En outre, les mouvements anti-français peuvent se développer dans un avenir proche grâce à l’implication active d’autres organisations publiques dans la rhétorique anti-française – syndicats et associations civiques. Les syndicats et les institutions de la société civile sont une ressource politique suffisamment puissante pour influencer la situation politique en temps de crise. Par exemple, en Guinée, il existe le Conseil national des organisations de la société civile, une coalition de la société civile appelée Alliance civique et une coalition de deux des plus grands syndicats de Guinée, la Confédération nationale des travailleurs de Guinée (CNTG) et l` Union des travailleurs de Guinée(UTG). Ces organisations peuvent influencer l’évolution future de la situation dans le pays. Un élargissement du discours vers une orientation anti-française est non seulement possible, mais il faut le prévoir. Il existe déjà des précédents: les autorités algériennes craignaient au printemps 2021 que les syndicats qui organisaient les manifestations ne tombent sous l’emprise de « forces subversives ».

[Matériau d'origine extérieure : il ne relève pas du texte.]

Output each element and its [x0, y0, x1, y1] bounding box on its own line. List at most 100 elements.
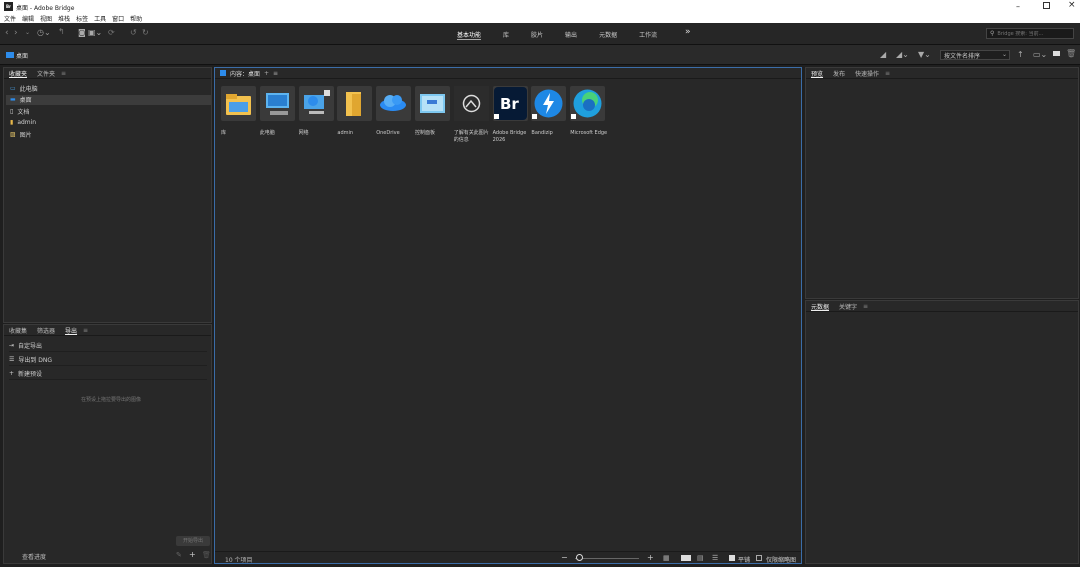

Ainsi, nous pouvons conclure que la rhétorique anti-française dans les activités de diverses organisations politiques et publiques a des perspectives de développement. Les manifestations anti-françaises au Mali, au Sénégal et dans d’autres pays se poursuivront et pourraient s’intensifier. De nombreux prérequis ont été formés pour renforcer ces performances. Ces préalables comprennent : les problèmes économiques et socio-économiques des pays d’Afrique centrale et de l’Ouest, l’actualisation de la mémoire collective (problèmes d’héritage colonial), les contradictions ethniques, la croissance démographique et l’échec de la politique française à stabiliser la région. Tout cela d’une manière ou d’une autre affecte directement ou indirectement la popularité de la France auprès des habitants des pays d’Afrique centrale et occidentale. Les représentations au Mali et au Sénégal ne sont qu’un prologue au large mouvement anti-français en Afrique.